In Recap, not every outgoing crypto transaction is treated the same. Understanding the difference between a Withdrawal and a Disposal is key to ensuring your S104 pool is correct and your capital gains figures are accurate.
What is a Withdrawal?
A Withdrawal is a movement of crypto out of one of your Recap-tracked accounts. On its own, a Withdrawal does not remove anything from your Section 104 (S104) pool and does not trigger a capital gain or loss.
This is the correct classification when crypto is moving between accounts you already own. For example, if you transfer ETH from Coinbase to your Ledger wallet and both are connected to Recap, the Withdrawal from Coinbase and the Deposit into the Ledger represent an internal movement. Your ownership has not changed, so Recap does not record a disposal and the S104 pool remains unchanged.
One exception to be aware of: any network fees attached to a Withdrawal are treated as Disposals by Recap. Because fees are paid out of your holdings and leave your ownership permanently, Recap records them as a disposal and includes them in your capital gains calculation.
What is a Disposal?
A Disposal is any event where crypto leaves your ownership permanently. Disposals remove assets from your S104 pool and trigger a capital gains calculation, comparing the disposal proceeds to the original acquisition cost.
Common examples may include:
Selling crypto for fiat (recorded as a Trade (Sell) in Recap)
Spending crypto to purchase goods or services
Gifting crypto to another person
Trading one crypto for another
Paying a network or trading fee in crypto
Why the distinction matters
When a transaction that is really a Disposal is recorded as a Withdrawal, no capital gain or loss is calculated. The asset stays in your S104 pool as though you still own it, and your tax report will not reflect the actual disposal.
This means your reported gains for the tax year may be understated. Equally, if the disposal resulted in a loss, that loss goes unclaimed. Getting the transaction type right ensures your tax report reflects your actual activity.
Example
Imagine you sell 1 BTC for £40,000 on an exchange. The transaction is imported into Recap as a Withdrawal.
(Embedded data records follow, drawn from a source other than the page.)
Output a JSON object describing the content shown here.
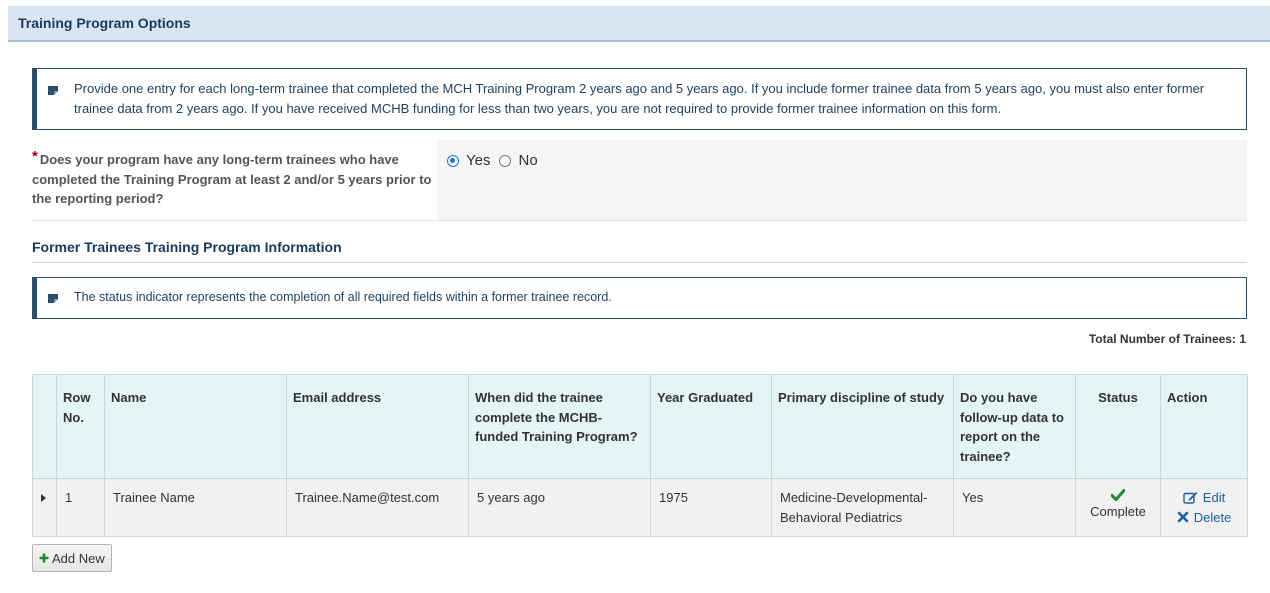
{
  "header": {
    "title": "Training Program Options"
  },
  "info_box_1": {
    "icon": "note-icon",
    "text": "Provide one entry for each long-term trainee that completed the MCH Training Program 2 years ago and 5 years ago. If you include former trainee data from 5 years ago, you must also enter former trainee data from 2 years ago. If you have received MCHB funding for less than two years, you are not required to provide former trainee information on this form."
  },
  "question": {
    "required_marker": "*",
    "label": "Does your program have any long-term trainees who have completed the Training Program at least 2 and/or 5 years prior to the reporting period?",
    "options": [
      {
        "label": "Yes",
        "checked": true
      },
      {
        "label": "No",
        "checked": false
      }
    ]
  },
  "section": {
    "title": "Former Trainees Training Program Information"
  },
  "info_box_2": {
    "icon": "note-icon",
    "text": "The status indicator represents the completion of all required fields within a former trainee record."
  },
  "total": {
    "label": "Total Number of Trainees:",
    "value": "1"
  },
  "table": {
    "headers": [
      "",
      "Row No.",
      "Name",
      "Email address",
      "When did the trainee complete the MCHB-funded Training Program?",
      "Year Graduated",
      "Primary discipline of study",
      "Do you have follow-up data to report on the trainee?",
      "Status",
      "Action"
    ],
    "rows": [
      {
        "row_no": "1",
        "name": "Trainee Name",
        "email": "Trainee.Name@test.com",
        "when": "5 years ago",
        "year": "1975",
        "discipline": "Medicine-Developmental-Behavioral Pediatrics",
        "followup": "Yes",
        "status": "Complete",
        "status_icon": "check-icon",
        "edit_label": "Edit",
        "delete_label": "Delete"
      }
    ]
  },
  "add_button": {
    "label": "Add New",
    "icon": "plus-icon"
  },
  "colors": {
    "accent": "#2a4d6e",
    "header_bg": "#d9e6f2",
    "table_header_bg": "#e3f5f5",
    "success": "#1e8a2e",
    "link": "#1a5fa8",
    "required": "#b00020"
  }
}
Because it is classified as a Withdrawal, no disposal is recorded:
Pool Balance: 1 BTC (the BTC remains in the S104 pool as though it was never sold)
Portfolio Balance: 0 BTC (the BTC is no longer visible in your connected accounts)
Balance Difference: -1 BTC (Recap flags this as a discrepancy)
No capital gain is reported on your Tax screen, even though a taxable disposal has taken place.
The correct classification here is Trade (Sell). Reclassifying the Withdrawal as a Trade (Sell) removes the 1 BTC from the S104 pool and calculates the capital gain based on your original acquisition cost.
To understand more about how pool and portfolio balances work, and what to do when they don't match, see:
Understanding Pool and Portfolio Balances
Resolving Pool vs Portfolio Balance Differences
What to do if a Withdrawal should be a Disposal
If you have a Withdrawal that should have been recorded as a Disposal, or a related type such as Trade (Sell), you can reclassify it directly in Recap.
See our guide on How to Reclassify a Transaction for step-by-step instructions.
If you are unsure whether a transaction is an internal transfer or a Disposal, consider where the crypto went. If it moved to an account you already own and that account is connected to Recap, the Withdrawal classification is likely correct. If the crypto left your ownership entirely — through a sale, a trade, a gift, or a purchase — it is a Disposal and should be classified accordingly.